J’étais déjà la personne la plus visible, donc j’allais être la personne sur laquelle s’attaquerait le feu politique. Et à cause de cela, j'avais besoin d'être encore plus visible publiquement, pour que si j'étais enfermé, si je disparaissais subitement, je manquerais aux gens. Nous avons travaillé à rehausser mon profil afin d'obtenir la protection que la visibilité publique offrirait.
Nos techniciens n'avaient pas du tout cette protection, et ils se trouvaient dans une position très dangereuse – ils n'avaient aucune protection d'avoir un profil public. Nous les avons donc gardés dans la clandestinité grâce à des méthodes de communication secrètes et avons fait très attention à ce que leur identité ne soit jamais révélée, afin qu'ils ne puissent pas « disparaître » silencieusement.

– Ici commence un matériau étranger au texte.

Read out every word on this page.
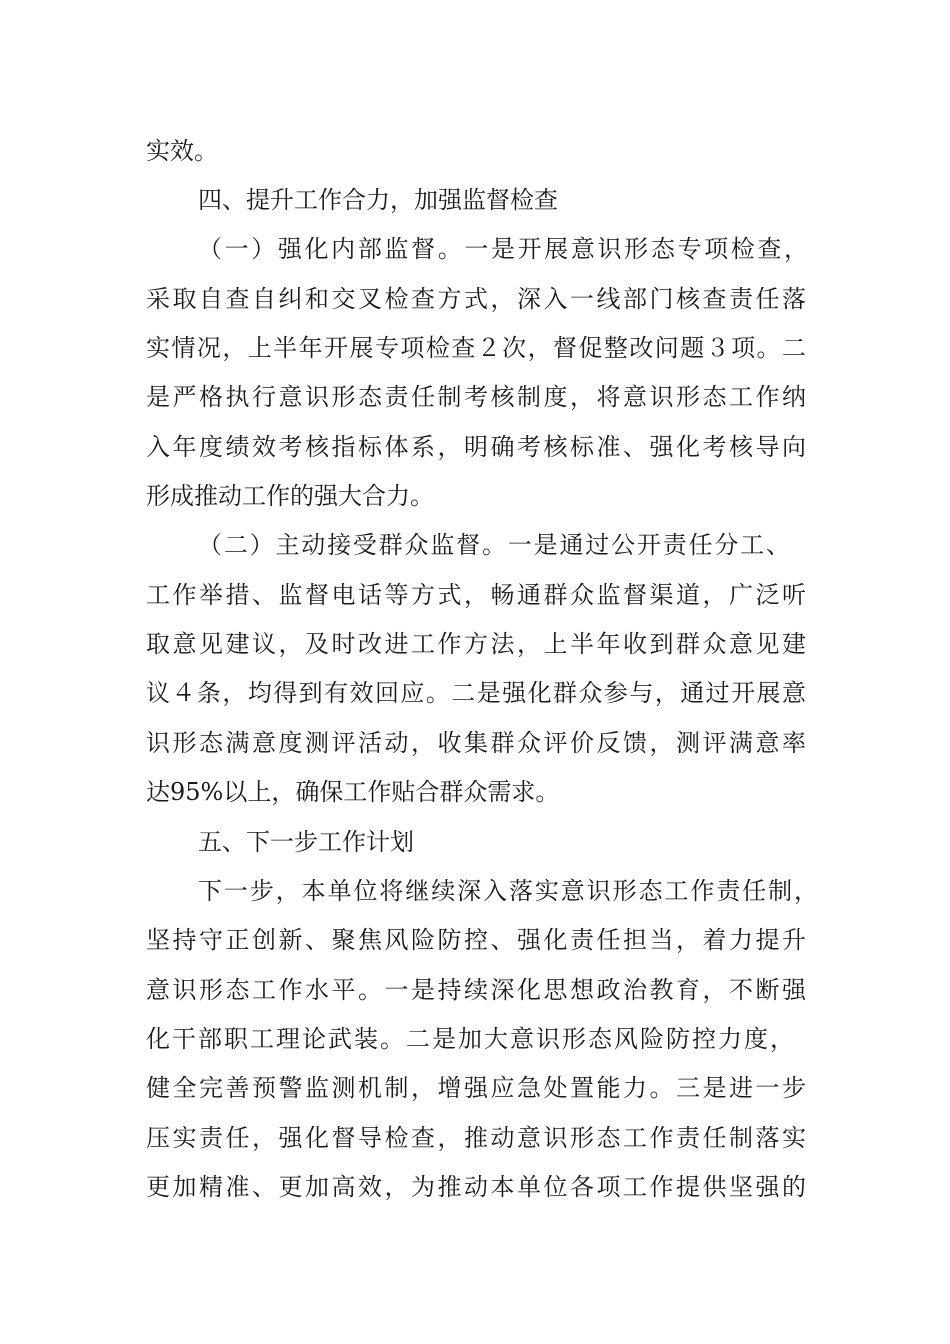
实效。
四、提升工作合力，加强监督检查
（一）强化内部监督。一是开展意识形态专项检查，
采取自查自纠和交叉检查方式，深入一线部门核查责任落
实情况，上半年开展专项检查２次，督促整改问题３项。二
是严格执行意识形态责任制考核制度，将意识形态工作纳
入年度绩效考核指标体系，明确考核标准、强化考核导向
形成推动工作的强大合力。
（二）主动接受群众监督。一是通过公开责任分工、
工作举措、监督电话等方式，畅通群众监督渠道，广泛听
取意见建议，及时改进工作方法，上半年收到群众意见建
议４条，均得到有效回应。二是强化群众参与，通过开展意
识形态满意度测评活动，收集群众评价反馈，测评满意率
达95%以上，确保工作贴合群众需求。
五、下一步工作计划
下一步，本单位将继续深入落实意识形态工作责任制，
坚持守正创新、聚焦风险防控、强化责任担当，着力提升
意识形态工作水平。一是持续深化思想政治教育，不断强
化干部职工理论武装。二是加大意识形态风险防控力度，
健全完善预警监测机制，增强应急处置能力。三是进一步
压实责任，强化督导检查，推动意识形态工作责任制落实
更加精准、更加高效，为推动本单位各项工作提供坚强的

Nous avons donc eu toutes les attaques ad hominem parce que j'avais un profil public, mais d'un autre côté, ce profil public m'a empêché, jusqu'à présent, d'être envoyé aux États-Unis. Nous verrons ce qui se passera dans les prochaines semaines, mais jusqu’à présent, cela m’a protégé. Je veux dire, il y a eu des appels à mon assassinat et je n'ai pas été assassiné, je n'ai pas été kidnappé, je n'ai pas été extradé vers les États-Unis, même si des démarches sont en cours pour tenter de le faire.

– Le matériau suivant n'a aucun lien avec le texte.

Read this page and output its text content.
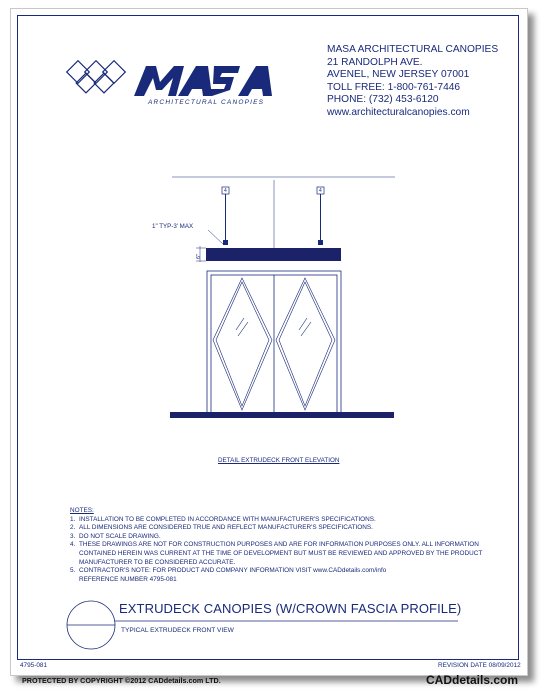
ARCHITECTURAL CANOPIES
MASA ARCHITECTURAL CANOPIES
21 RANDOLPH AVE.
AVENEL, NEW JERSEY 07001
TOLL FREE: 1-800-761-7446
PHONE: (732) 453-6120
www.architecturalcanopies.com
4	4
1" TYP-3' MAX
6"
DETAIL EXTRUDECK FRONT ELEVATION
NOTES:
1. INSTALLATION TO BE COMPLETED IN ACCORDANCE WITH MANUFACTURER'S SPECIFICATIONS.
2. ALL DIMENSIONS ARE CONSIDERED TRUE AND REFLECT MANUFACTURER'S SPECIFICATIONS.
3. DO NOT SCALE DRAWING.
4. THESE DRAWINGS ARE NOT FOR CONSTRUCTION PURPOSES AND ARE FOR INFORMATION PURPOSES ONLY. ALL INFORMATION CONTAINED HEREIN WAS CURRENT AT THE TIME OF DEVELOPMENT BUT MUST BE REVIEWED AND APPROVED BY THE PRODUCT MANUFACTURER TO BE CONSIDERED ACCURATE.
5. CONTRACTOR'S NOTE: FOR PRODUCT AND COMPANY INFORMATION VISIT www.CADdetails.com/info
REFERENCE NUMBER 4795-081
EXTRUDECK CANOPIES (W/CROWN FASCIA PROFILE)
TYPICAL EXTRUDECK FRONT VIEW
4795-081	REVISION DATE 08/09/2012
PROTECTED BY COPYRIGHT ©2012 CADdetails.com LTD.	CADdetails.com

Quant à l’attention médiatique portée à mon sort personnel, nous disposons de statistiques assez intéressantes : selon Google, 39 millions de pages Web mentionnent le nom de Julian Assange. Des centaines de millions de personnes mentionnent le mot Wikileaks. Au Royaume-Uni, il y a un ratio de cinq pages Web sur Wikileaks par rapport à Julian Assange. Pour Associated Press, le ratio est de quatre pour un. AP est donc légèrement plus personnalisé que les pages Web au Royaume-Uni – il se concentre légèrement davantage sur le personnel. Pour le New York Times, c'est 2.5 contre un en faveur de Wikileaks. Mais pour le Guardian, avec lequel nous avons un litige juridique actif et permanent depuis novembre 2010 suite à la rupture des trois points de notre contrat Cablegate, le rapport est de trois contre deux en ma faveur.
Parce que nous avons une confrontation juridique et éthique avec eux, le Guardian a décidé d'aborder le sujet personnel d'une manière que l'Associated Press n'a pas fait. Et ceci malgré le fait que le Guardian était un partenaire de Cablegate et qu'il avait reçu tout le matériel de Cablegate. Cela en dit long sur la presse grand public et le climat médiatique à Londres.